Database scaling
How read replicas go stale
Reads scale out with replicas; writes still land on one primary (scaling-basics covers that lever). What senior interviews probe is the consistency you traded away. Default replication is asynchronous: the primary commits and acks the client before any replica applies the change, so a replica trails by milliseconds to seconds. Read right after a write and you can break read-your-writes consistency: a user edits their profile, the next page load shows the old value.
Synchronous replication makes the primary wait for a replica to acknowledge before it acks the client, buying consistency with write latency. The trap is what acknowledge means here. MySQL semi-sync acks once the replica has the event in its relay log, not once it has applied it, so a semi-sync replica can still serve a stale read. Postgres only closes that gap at synchronous_commit = remote_apply:
synchronous_commit = remote_apply # standby has APPLIED before primary acks
synchronous_standby_names = 'FIRST 1 (r1, r2)'
When full sync is too expensive, cheaper read-your-writes fixes exist: route a user's reads to the primary for a few seconds after their write, pin a session to one replica, or record the write's log position (LSN, GTID) and wait for the replica to reach it.
Choosing a shard key
Sharding spreads writes across independent nodes. Partitioning splits one table inside a single node; do not conflate them. The shard key decides everything downstream.

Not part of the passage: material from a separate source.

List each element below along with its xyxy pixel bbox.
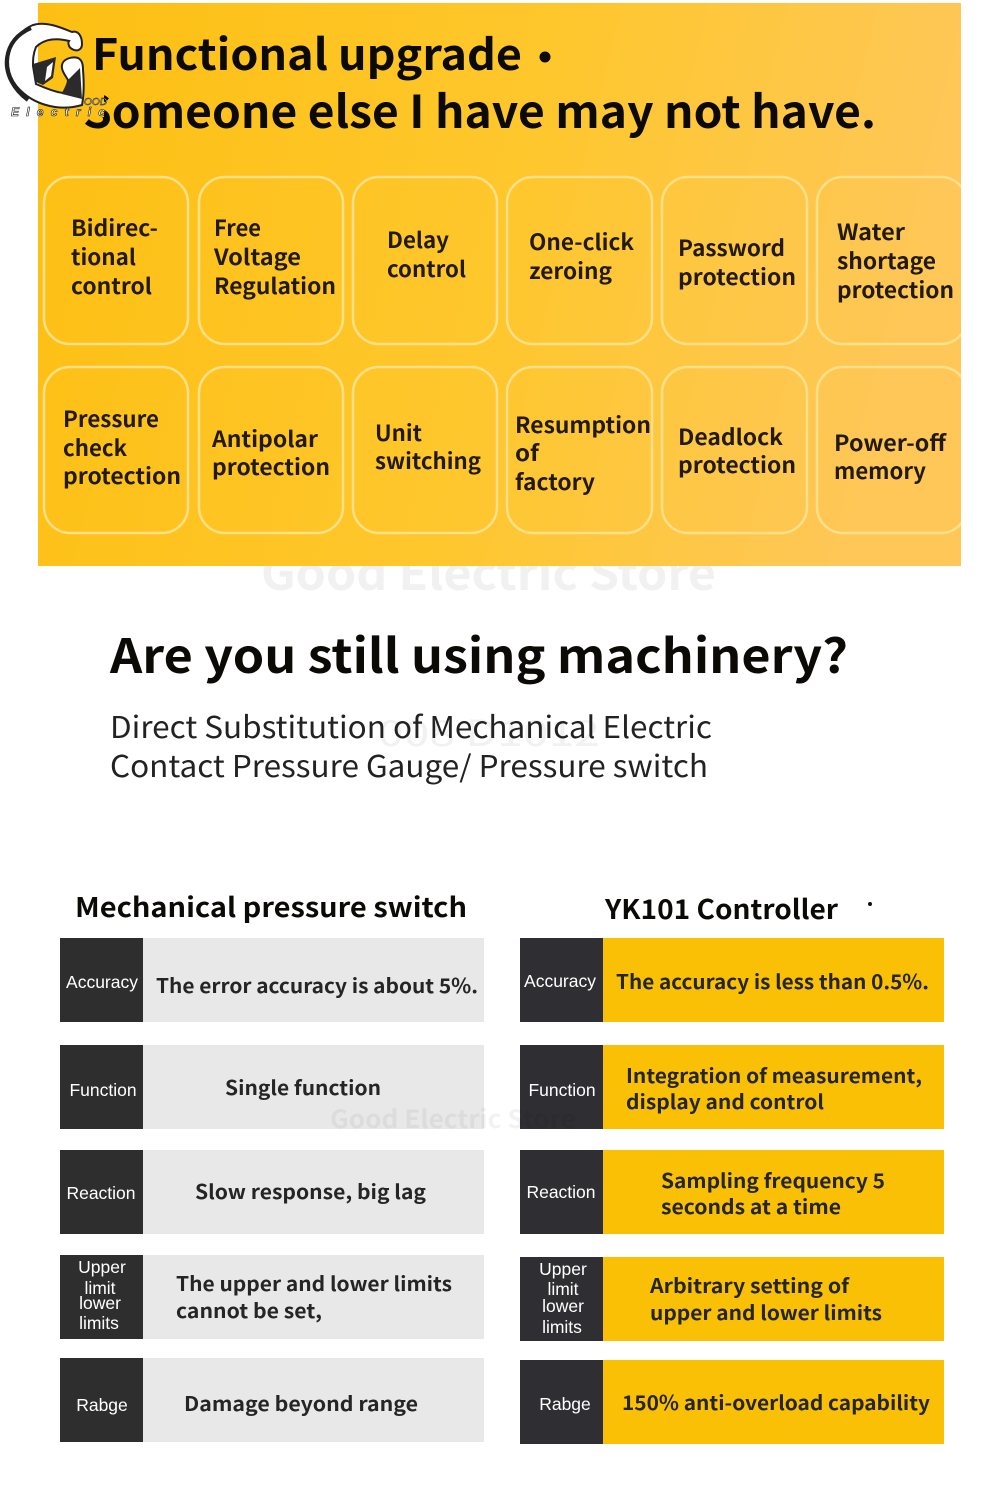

Wrong "Shard by an auto-increment id or a timestamp so rows spread out." Monotonic keys pile every new write onto the newest shard, so one shard runs hot while the rest sit idle. Hashing the key spreads writes evenly but scatters adjacent keys, so range scans fan out. Range sharding keeps scans local and reinvites the hotspot. Directory sharding puts a lookup table between key and shard for flexible rebalancing, paid for with a lookup on the critical path that must stay highly available.
The criterion that matters is your access pattern. Pick a key with high cardinality and even distribution that co-locates the rows your hot queries read together, so the common read stays on one shard.
The cross-shard tax
Any query that filters on something other than the shard key fans out to every shard and merges the results, a scatter-gather. Ordering, pagination, and aggregates across shards are where the correctness bugs live: OFFSET does not push down per shard, so naive paging returns the wrong rows. Cross-shard transactions are worse: two-phase commit blocks on a coordinator that can die mid-commit, so teams design to keep a transaction inside one shard or fall back to sagas.
This is why sharding is a last resort. Exhaust indexing, caching, read replicas, and vertical headroom first. Sharding costs you cross-shard joins, global unique constraints, referential integrity, and simple schema migrations, permanently.